C. DZY Loves Sequences

time limit per test

1 second

memory limit per test

256 megabytes

input

standard input

output

standard output

DZY has a sequence a, consisting of
n integers.

We'll call a sequence a_i, a_i + 1, ..., a_j
(1 ≤ i ≤ j ≤ n) a subsegment of the sequence
a. The value (j - i + 1) denotes the length of the subsegment.

Your task is to find the longest subsegment of a, such that it is possible to change at most one number (change one number to any integer you want) from the subsegment to make the subsegment strictly increasing.

You only need to output the length of the subsegment you find.

Input

The first line contains integer n (1 ≤ n ≤ 10⁵). The next line contains
n integers a₁, a₂, ..., a_n (1 ≤ a_i ≤ 10⁹).

Output

In a single line print the answer to the problem — the maximum length of the required subsegment.

Sample test(s)

Input

6
7 2 3 1 5 6

Output

5

Note

You can choose subsegment a₂, a₃, a₄, a₅, a₆
and change its 3rd element (that is a₄) to 4.

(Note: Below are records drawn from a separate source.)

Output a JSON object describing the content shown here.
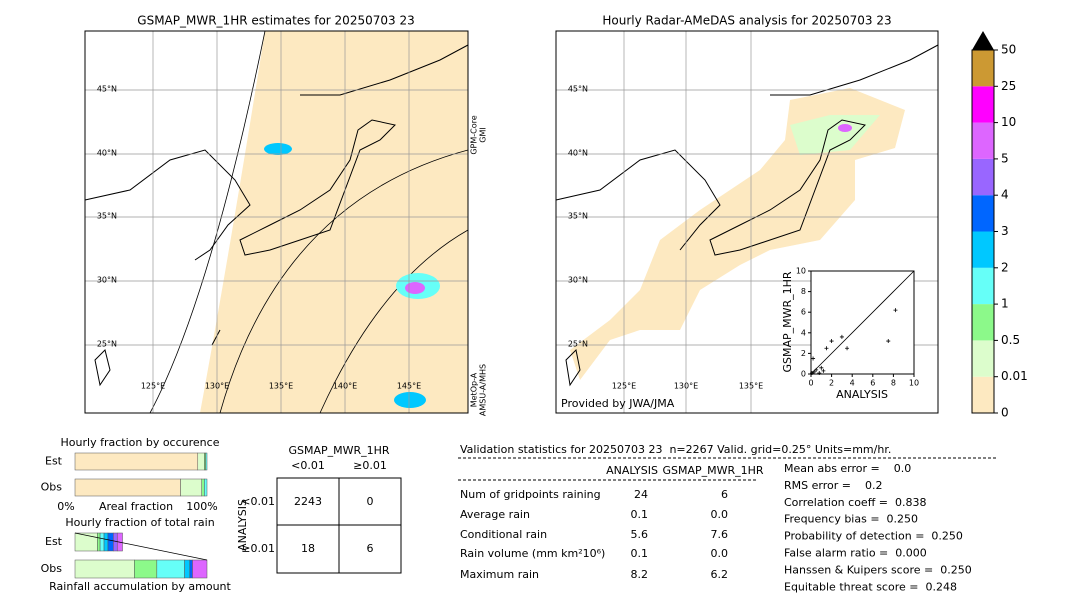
{
  "left_map": {
    "title": "GSMAP_MWR_1HR estimates for 20250703 23",
    "lat_labels": [
      "45°N",
      "40°N",
      "35°N",
      "30°N",
      "25°N"
    ],
    "lon_labels": [
      "125°E",
      "130°E",
      "135°E",
      "140°E",
      "145°E"
    ],
    "sensor_labels": [
      [
        "GPM-Core",
        "GMI"
      ],
      [
        "MetOp-A",
        "AMSU-A/MHS"
      ]
    ]
  },
  "right_map": {
    "title": "Hourly Radar-AMeDAS analysis for 20250703 23",
    "lat_labels": [
      "45°N",
      "40°N",
      "35°N",
      "30°N",
      "25°N"
    ],
    "lon_labels": [
      "125°E",
      "130°E",
      "135°E"
    ],
    "credit": "Provided by JWA/JMA"
  },
  "colorbar": {
    "labels": [
      "0",
      "0.01",
      "0.5",
      "1",
      "2",
      "3",
      "4",
      "5",
      "10",
      "25",
      "50"
    ],
    "colors": [
      "#fde9c1",
      "#dcfdcc",
      "#8cf98a",
      "#66fff8",
      "#00c8ff",
      "#0066ff",
      "#9966ff",
      "#dd66ff",
      "#ff00ff",
      "#cc9933"
    ]
  },
  "chart_data": {
    "type": "scatter",
    "xlabel": "ANALYSIS",
    "ylabel": "GSMAP_MWR_1HR",
    "xlim": [
      0,
      10
    ],
    "ylim": [
      0,
      10
    ],
    "xticks": [
      0,
      2,
      4,
      6,
      8,
      10
    ],
    "yticks": [
      0,
      2,
      4,
      6,
      8,
      10
    ],
    "x": [
      0.1,
      0.3,
      0.5,
      0.8,
      1.0,
      1.2,
      0.2,
      1.5,
      2.0,
      3.0,
      3.5,
      7.5,
      8.2
    ],
    "values": [
      0.1,
      0.2,
      0.4,
      0.1,
      0.6,
      0.3,
      1.5,
      2.5,
      3.2,
      3.6,
      2.5,
      3.2,
      6.2
    ]
  },
  "fraction_charts": {
    "occurrence": {
      "title": "Hourly fraction by occurence",
      "est_label": "Est",
      "obs_label": "Obs",
      "est": [
        93,
        5,
        1,
        1
      ],
      "obs": [
        80,
        16,
        2,
        2
      ],
      "axis_labels": [
        "0%",
        "Areal fraction",
        "100%"
      ]
    },
    "total_rain": {
      "title": "Hourly fraction of total rain",
      "est_label": "Est",
      "obs_label": "Obs",
      "est": [
        0,
        17,
        2,
        3,
        3,
        4,
        3,
        4
      ],
      "obs": [
        0,
        45,
        17,
        21,
        4,
        2,
        0,
        11
      ],
      "caption": "Rainfall accumulation by amount"
    }
  },
  "contingency": {
    "title": "GSMAP_MWR_1HR",
    "col_headers": [
      "<0.01",
      "≥0.01"
    ],
    "row_axis": "ANALYSIS",
    "row_headers": [
      "<0.01",
      "≥0.01"
    ],
    "cells": [
      [
        "2243",
        "0"
      ],
      [
        "18",
        "6"
      ]
    ]
  },
  "validation": {
    "header": "Validation statistics for 20250703 23  n=2267 Valid. grid=0.25° Units=mm/hr.",
    "columns": [
      "ANALYSIS",
      "GSMAP_MWR_1HR"
    ],
    "rows": [
      {
        "label": "Num of gridpoints raining",
        "values": [
          "24",
          "6"
        ]
      },
      {
        "label": "Average rain",
        "values": [
          "0.1",
          "0.0"
        ]
      },
      {
        "label": "Conditional rain",
        "values": [
          "5.6",
          "7.6"
        ]
      },
      {
        "label": "Rain volume (mm km²10⁶)",
        "values": [
          "0.1",
          "0.0"
        ]
      },
      {
        "label": "Maximum rain",
        "values": [
          "8.2",
          "6.2"
        ]
      }
    ],
    "scores": [
      "Mean abs error =    0.0",
      "RMS error =    0.2",
      "Correlation coeff =  0.838",
      "Frequency bias =  0.250",
      "Probability of detection =  0.250",
      "False alarm ratio =  0.000",
      "Hanssen & Kuipers score =  0.250",
      "Equitable threat score =  0.248"
    ]
  }
}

题意就是， 你能够改变字符串中的一个字符。 就出其最长的连续字串

如案列， 7 2 3 1 5 6 —————7 2 3  4 5 6

输出即为5.

#include<cstdio>
#include<cstring>
#include<iostream>
#include<algorithm>
#include<vector>
#include<queue>
#include<sstream>
#include<cmath>

using namespace std;

#define f1(i, n) for(int i=0; i<n; i++)
#define f2(i, m) for(int i=1; i<=m; i++)
#define f3(i, n) for(int i=n; i>=1; i--)
#define f4(i, n) for(int i=1; i<=n; i++)
#define f5(i, n) for(int i=2; i<=n; i++)
#define M 1005

const int INF = 0x3f3f3f3f;
int n, a[100005], b[100005];

int main()
{
    cin>>n;
    f4(i, n)
    cin>>a[i];
    b[1]=1;
    f5(i, n)
    {
        b[i]=1;
        if (a[i]>a[i-1])
            b[i]=b[i-1]+1;
    }
    int ans=-INF;
    f3(i, n)
    {
        if (b[i]==n)
            ans=max(b[i], ans);
        else
            ans=max(ans, b[i]+1);
        if (a[i-b[i]+1]-1>a[i-b[i]-1])
            ans=max(ans,b[i]+b[i-b[i]]);
        if (a[i-b[i]+2]-1>a[i-b[i]])
            ans=max(ans,b[i]+b[i-b[i]]);
    }
    cout<<ans<<endl;
    return 0;
}